# Ada 2005 access type

I am trying to solve a differential equation with Euler's method using the technique employed with the access type shown in *Ben Ari second editions of Ada for Software Engineers*, Section 13.6.1 starting on Page 263.

I have modified the differential equation given in the book to dy/dx = 2*x*y with Initial Condition y(x=1) = 1. The increment is h = 0.1 and I have to find output the values of y(1), y(1.1), y(1.2), y(1.3), y(1.4) and y(1.5).

There are 3 Ada files: diff.adb which is the main file, euler.ads and euler.adb.

The file **diff.adb** is

```
with Ada.Text_IO;
with Euler;
procedure Diff is
type Real is digits 6;
type Vector is array(Integer range <>) of Real;
type Ptr is access function (X: Real; Y: Real) return Real;
procedure Solve is new Euler(Real, Vector, Ptr);
function Ident(X: Real; Y: Real) return Real is
begin
return 2.0*X*Y;
end Ident;
package Real_IO is new Ada.Text_IO.Float_IO(Real);
use Real_IO;
Answer: Vector(1..10);
begin
Solve(Ident'Access, 1.0, 0.1, Answer);
for N in Answer'Range loop
Put(1.0 + 0.1 * Real(N-1), Exp => 0);
Put( Answer(N), Exp => 0);
Ada.Text_IO.New_Line;
end loop;
end Diff;
```

The file **euler.ads** is

```
--
-- Solving a differential equation.
-- Demonstrates generic floating point type.
--
generic
type Float_Type is digits <>;
type Vector is array(Integer range <>) of Float_Type;
type Function_Ptr is access function (X: Float_Type; Y: Float_Type) return Float_Type;
procedure Euler(
F: in Function_Ptr; Init, H: in Float_Type; Result: out Vector);
```

And the file **euler.adb** is

```
procedure Euler(
F: in Function_Ptr; Init, H: in Float_Type; Result: out Vector) is
begin
Result(Result'First) := Init;
for N in Result'First+1..Result'Last loop
Result(N) := Result(N-1) + H * F(Result(N-1));
end loop;
end Euler;
```

When I compile **diff.adb**, I get the error message:

euler.adb: Builder results euler.adb:6:36 missing argument for parameter Y

As I don't understand access types well, I would be very grateful if I can get help making the above codes work.

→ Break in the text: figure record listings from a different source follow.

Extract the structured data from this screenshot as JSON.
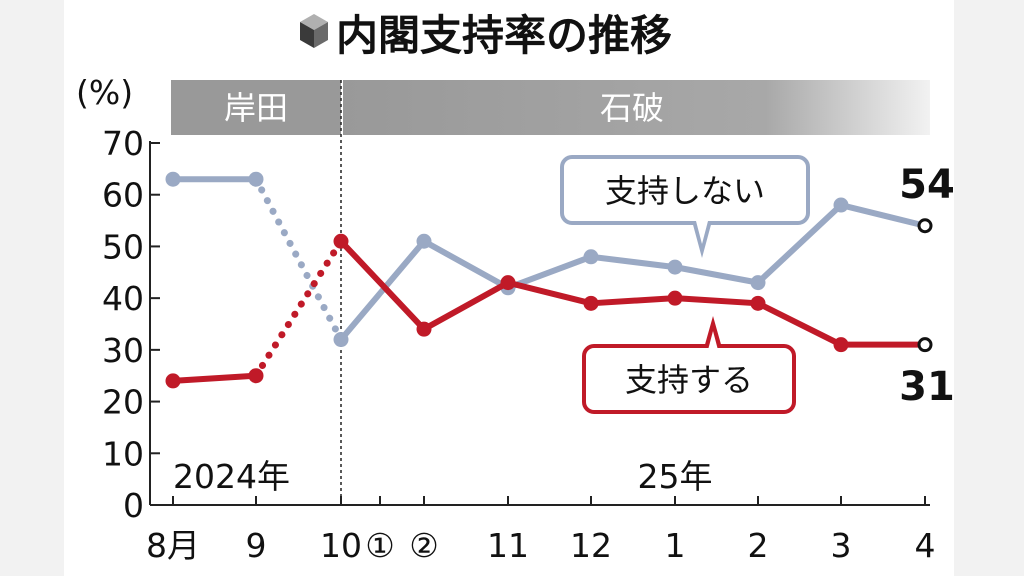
{
  "chart_data": {
    "type": "line",
    "title": "内閣支持率の推移",
    "y_unit_label": "(%)",
    "ylim": [
      0,
      70
    ],
    "yticks": [
      "0",
      "10",
      "20",
      "30",
      "40",
      "50",
      "60",
      "70"
    ],
    "x_tick_labels": [
      "8月",
      "9",
      "10",
      "①",
      "②",
      "11",
      "12",
      "1",
      "2",
      "3",
      "4"
    ],
    "year_labels": [
      "2024年",
      "25年"
    ],
    "era_labels": [
      "岸田",
      "石破"
    ],
    "series": [
      {
        "name": "支持しない",
        "color": "#9aa9c4",
        "values": [
          63,
          63,
          32,
          51,
          42,
          48,
          46,
          43,
          58,
          54
        ],
        "end_label": "54"
      },
      {
        "name": "支持する",
        "color": "#c01a28",
        "values": [
          24,
          25,
          51,
          34,
          43,
          39,
          40,
          39,
          31,
          31
        ],
        "end_label": "31"
      }
    ]
  }
}
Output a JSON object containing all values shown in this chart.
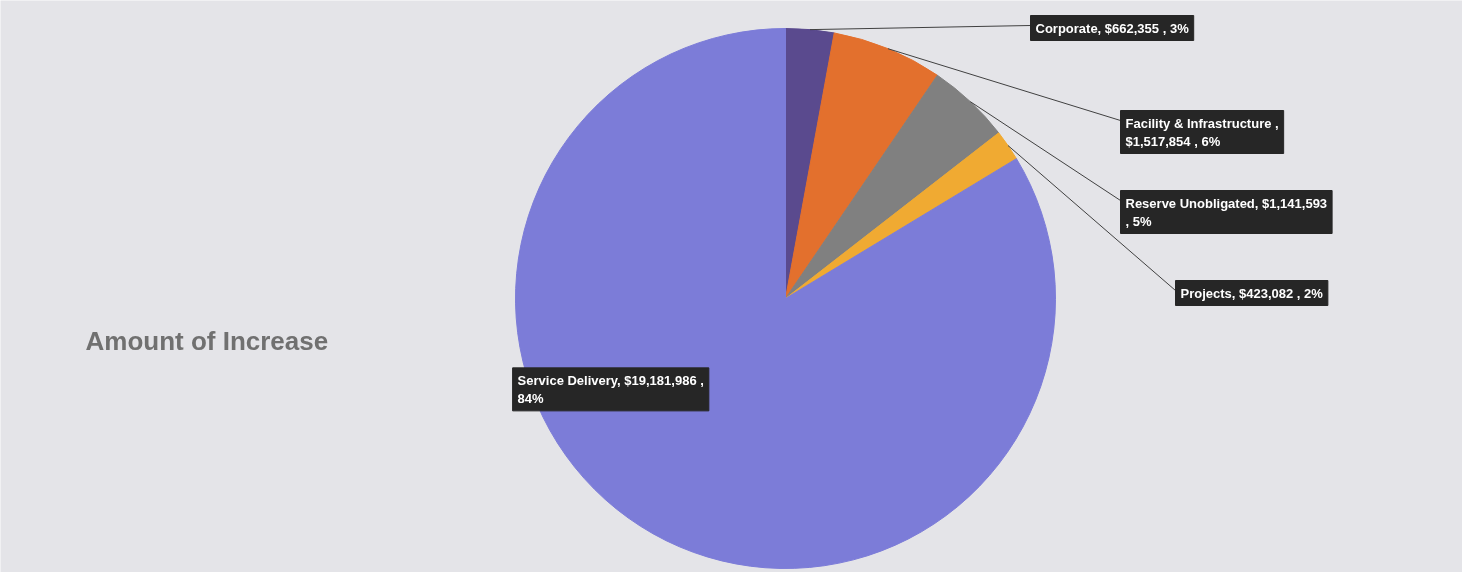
{
  "chart_data": {
    "type": "pie",
    "title": "Amount of Increase",
    "categories": [
      "Corporate",
      "Facility & Infrastructure",
      "Reserve Unobligated",
      "Projects",
      "Service Delivery"
    ],
    "values": [
      662355,
      1517854,
      1141593,
      423082,
      19181986
    ],
    "colors": [
      "#5a4a8e",
      "#e3702d",
      "#808080",
      "#f0aa32",
      "#7c7cd8"
    ],
    "value_labels": [
      ", $662,355 , 3%",
      " ,\n$1,517,854 , 6%",
      ", $1,141,593\n, 5%",
      ", $423,082 , 2%",
      ", $19,181,986 ,\n84%"
    ]
  }
}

PS: The results to be outputtted should be as follows when worked out by hand and a calculator:

x | y |
---|---|

1 | 1 |

1.1 | 1.2 |

1.2 | 1.464 |

1.3 | 1.815360 |

1.4 | 2.287354 |

1.5 | 2.927813 |

The first column gives the x values (with an increment of 0.1) and the second column gives the ouput of the Euler method (y values).

**After Simon's help:**

I used Simon's code for euler.adb:

This was changed to Simon's code:

```
procedure Euler
(F : in Function_Ptr; Init, H : in Float_Type; Result : out Vector)
is
Step : constant Float_Type := H;
Current_X : Float_Type := 1.0;
begin
Result (Result'First) := Init;
for N in Result'First + 1 .. Result'Last loop
Current_X := Current_X + Step;
Result (N) := Result (N - 1) + Step * F (Current_X, Result (N - 1));
end loop;
end Euler;
```

The initial value of X is 1.0 and it is 1.0 as well for Y. In diff.adb, the output line Put(0.1 * Real(N-1), Exp => 0) has been changed to Put(1.0 + 0.1 * Real(N-1), Exp => 0) so as to get the sequence 1.0 to 1.5 (with also the line Answer: Vector(1..6) accordingly modified from 10 to 6).

When I run the corrected code I now get:

x | y |
---|---|

1 | 1.00000 |

1.1 | 1.22000 |

1.2 | 1.51280 |

1.3 | 1.90613 |

1.4 | 2.43984 |

1.5 | 3.17180 |

The Y values from the above table are not OK as compared with the values from the table given up earlier. For instance by hand calculation, Y(1.1)= 1 + 0.1 * 2.0 * 1 * 1 = 1.2 where I am using the equation Y1 = Y0 + h*f(X0, Y0) with Y0 and X0 as the initial values of 1 both and h is the X increment of 0.1. Then Y(1.2) = 1.2 + 0.1 * 2 * 1.1 * 1.2 = 1.464000 where I used the equation Y2 = Y1 + h * f(X1, Y1) with X1 = X0 + h = 1 + 0.1 = 1.1 and Y1 has been calculated in the previous iteration as Y(X=1.1)=1.2. Then we can continue calculating for Y(X=1.3), Y(X=1.4) and Y(X=1.5) in a similar manner.